7-Zip file compression and decompression

SunSpider JavaScript performance

Trinity's hardware AES acceleration gives it a massive lead over Llano in our first TrueCrypt test. Elsewhere, the differences are smaller. We do see a sizeable improvement from the A8 to the A10 in SunSpider, though, which is a very good thing. You might not compress or decrypt files everyday, but most of us spend a big chunk of our day using JavaScript-heavy websites and web apps. The A10 promises to be solidly faster than the A8 in those.

Neither AMD APU can catch up to Intel's quad-core offerings, of course, but that's no great surprise. We didn't expect AMD to catch Intel in raw CPU performance, especially not with a 10W power envelope handicap. Still, Trinity will have to do well on other fronts to distinguish itself.

Image processing

The Panorama Factory photo stitching
The Panorama Factory handles an increasingly popular image processing task: joining together multiple images to create a wide-aspect panorama. This task can require lots of memory and can be computationally intensive, so The Panorama Factory comes in a 64-bit version that's widely multithreaded. We asked it to join four pictures, each eight megapixels, into a glorious panorama of the interior of Damage Labs.
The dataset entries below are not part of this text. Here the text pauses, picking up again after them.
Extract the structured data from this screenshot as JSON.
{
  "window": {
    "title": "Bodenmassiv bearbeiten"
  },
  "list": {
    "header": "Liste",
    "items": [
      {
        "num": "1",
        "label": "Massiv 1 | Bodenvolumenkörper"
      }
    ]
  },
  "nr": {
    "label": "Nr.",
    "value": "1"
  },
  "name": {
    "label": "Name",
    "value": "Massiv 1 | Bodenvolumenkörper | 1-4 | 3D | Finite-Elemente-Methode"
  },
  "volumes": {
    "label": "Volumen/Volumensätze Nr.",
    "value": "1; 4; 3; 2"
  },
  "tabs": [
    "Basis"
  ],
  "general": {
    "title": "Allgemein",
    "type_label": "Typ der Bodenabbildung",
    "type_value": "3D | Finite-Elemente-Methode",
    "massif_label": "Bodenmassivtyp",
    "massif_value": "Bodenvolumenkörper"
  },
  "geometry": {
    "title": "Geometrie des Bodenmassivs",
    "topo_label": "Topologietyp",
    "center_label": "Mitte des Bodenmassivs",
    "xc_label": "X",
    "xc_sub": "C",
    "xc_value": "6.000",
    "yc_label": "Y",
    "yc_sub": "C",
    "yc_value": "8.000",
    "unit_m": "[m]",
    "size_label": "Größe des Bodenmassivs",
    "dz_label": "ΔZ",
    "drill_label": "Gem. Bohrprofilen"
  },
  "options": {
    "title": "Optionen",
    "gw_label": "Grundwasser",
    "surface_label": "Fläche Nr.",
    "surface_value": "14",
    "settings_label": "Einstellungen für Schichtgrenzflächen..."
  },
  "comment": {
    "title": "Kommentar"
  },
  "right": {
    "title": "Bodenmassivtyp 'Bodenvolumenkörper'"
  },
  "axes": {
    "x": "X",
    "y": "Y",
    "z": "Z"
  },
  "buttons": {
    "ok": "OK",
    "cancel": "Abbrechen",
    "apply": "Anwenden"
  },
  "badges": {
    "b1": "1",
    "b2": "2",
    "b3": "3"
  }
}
In the past, we've added up the time taken by all of the different elements of the panorama creation wizard and reported that number, along with detailed results for each operation. However, doing so is incredibly data-input-intensive, and the process tends to be dominated by a single, long operation: the stitch. Thus, we've simply decided to report the stitch time, which saves us a lot of work and still gets at the heart of the matter.

Video encoding

x264 HD benchmark
This benchmark tests one of the most popular H.264 video encoders, the open-source x264. The results come in two parts, for the two passes the encoder makes through the video file. I've chosen to report them separately, since that's typically how the results are reported in the public database of results for this benchmark.

We see the same story unfold in our image editing and video encoding tests: the A10-4600M edges out the A8-3500M by a decent margin, but it's no match for quad-core Sandy and Ivy CPUs.